Granted I have experience with hosting providers and running several WordPress and Drupal sites I did not think this process would be as simple as it turned out. Now I continue to work on new features locally, commit them to Github and then they get re-deployed to my app in Railway automatically. This seems like magic to me.
Now, I understand my limitations and realize this process is great for creating apps as a hobby. I have no delusions knowing there is required knowledge and experience for proper security configurations and architecture details needed for building larger scalable apps. These would be new challenges if I were creating something more significant. But I’m still pinching myself at what I’ve already been able to achieve. I’m extremely excited about several other new projects that are brewing in my mind and look forward to creating many more apps in the near future.

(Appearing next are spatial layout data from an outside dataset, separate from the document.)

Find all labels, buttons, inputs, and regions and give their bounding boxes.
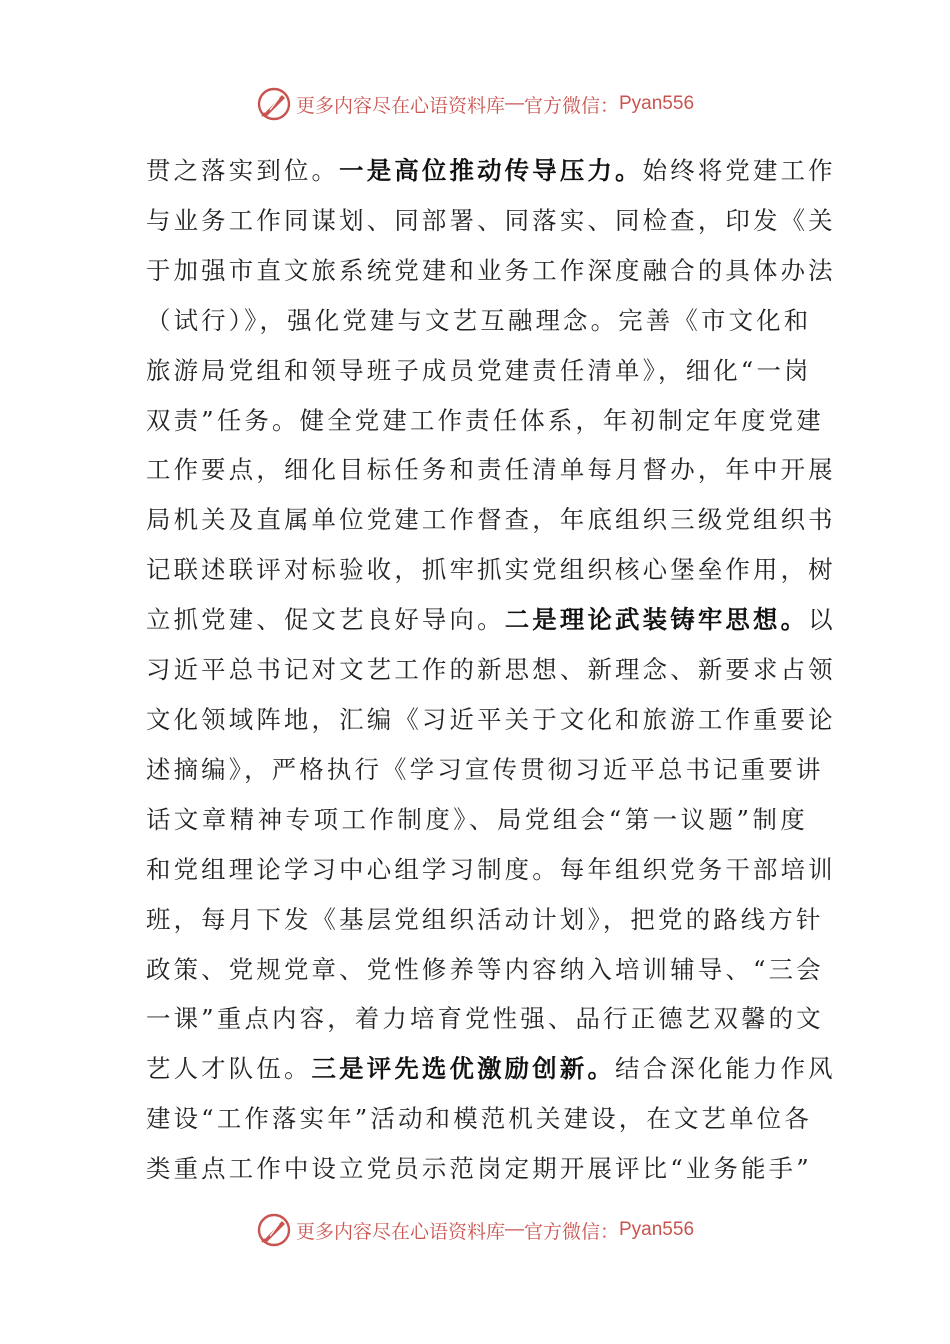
document-body [146,146,836,1194]
text-line [146,196,836,246]
text-segment: 艺人才队伍。 [146,1054,312,1084]
text-line [146,445,836,495]
text-line [146,495,836,545]
text-segment: 记联述联评对标验收，抓牢抓实党组织核心堡垒作用，树 [146,555,836,585]
text-segment: 工作要点，细化目标任务和责任清单每月督办，年中开展 [146,455,836,485]
text-line [146,146,836,196]
quill-logo-icon [256,86,292,122]
footer-banner-dash: — [504,1219,524,1240]
text-line [146,1044,836,1094]
text-segment: 和党组理论学习中心组学习制度。每年组织党务干部培训 [146,854,836,884]
footer-banner-account-id: Pyan556 [619,1219,695,1240]
text-line [146,645,836,695]
text-segment: 建设“工作落实年”活动和模范机关建设，在文艺单位各 [146,1104,812,1134]
text-line [146,945,824,995]
header-banner-account-id: Pyan556 [619,93,695,114]
text-segment: 贯之落实到位。 [146,156,340,185]
header-banner-text: 更多内容尽在心语资料库 [295,94,505,117]
text-segment: 旅游局党组和领导班子成员党建责任清单》，细化“一岗 [146,355,812,385]
footer-banner [0,1210,950,1250]
text-segment: 话文章精神专项工作制度》、局党组会“第一议题”制度 [146,804,808,834]
text-segment: 局机关及直属单位党建工作督查，年底组织三级党组织书 [146,505,836,535]
text-segment: 以 [808,605,836,635]
text-line [146,396,824,446]
text-segment: 政策、党规党章、党性修养等内容纳入培训辅导、“三会 [146,954,824,984]
text-segment: 于加强市直文旅系统党建和业务工作深度融合的具体办法 [146,255,836,285]
quill-logo-icon [256,1212,292,1248]
text-line [146,795,808,845]
bold-heading-phrase: 一是高位推动传导压力。 [339,156,643,185]
text-line [146,895,824,945]
header-banner-dash: — [504,93,524,114]
text-segment: 文化领域阵地，汇编《习近平关于文化和旅游工作重要论 [146,704,836,734]
text-segment: 与业务工作同谋划、同部署、同落实、同检查，印发《关 [146,205,836,235]
text-line [146,246,836,296]
text-line [146,1144,812,1194]
text-segment: 始终将党建工作 [642,156,836,185]
text-segment: 类重点工作中设立党员示范岗定期开展评比“业务能手” [146,1154,812,1184]
bold-heading-phrase: 三是评先选优激励创新。 [311,1054,616,1084]
bold-heading-phrase: 二是理论武装铸牢思想。 [504,605,809,635]
text-line [146,845,836,895]
text-line [146,695,836,745]
text-segment: （试行）》，强化党建与文艺互融理念。完善《市文化和 [146,305,812,335]
footer-banner-account-label: 官方微信： [523,1220,619,1243]
text-line [146,994,824,1044]
footer-banner-text: 更多内容尽在心语资料库 [295,1220,505,1243]
text-segment: 班，每月下发《基层党组织活动计划》，把党的路线方针 [146,904,824,934]
text-segment: 结合深化能力作风 [615,1054,836,1084]
text-line [146,745,824,795]
header-banner-account-label: 官方微信： [523,94,619,117]
text-line [146,296,812,346]
text-line [146,346,812,396]
text-segment: 双责”任务。健全党建工作责任体系，年初制定年度党建 [146,405,824,435]
text-segment: 一课”重点内容，着力培育党性强、品行正德艺双馨的文 [146,1004,824,1034]
text-segment: 述摘编》，严格执行《学习宣传贯彻习近平总书记重要讲 [146,754,824,784]
text-segment: 立抓党建、促文艺良好导向。 [146,605,505,635]
text-line [146,595,836,645]
text-segment: 习近平总书记对文艺工作的新思想、新理念、新要求占领 [146,655,836,685]
text-line [146,545,836,595]
header-banner [0,84,950,124]
text-line [146,1094,812,1144]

Back in March true developers were mocking and pointing out the major issues when creating vibe coded apps. However, I’ve seen the tide turn over the last few months. I continue to see long-time experienced devs confirming the power and advancements in these models with many of them stating they’re not manually coding much any more. Adrej Karpathy who coined “Vibe Coding” has now shifted the narrative to “Agentic Engineering”. Many devs are now reviewing, tweaking, and auditing the code but confirming that the models are now extremely capable.
I think we’re going to see an exponential explosiong of seasoned devs becoming more efficient and shipping much faster and a new generation of hobbyists like myself creating novel apps that could never have been possible due to knowledge and financial constraints. Extremely exiciting times are ahead.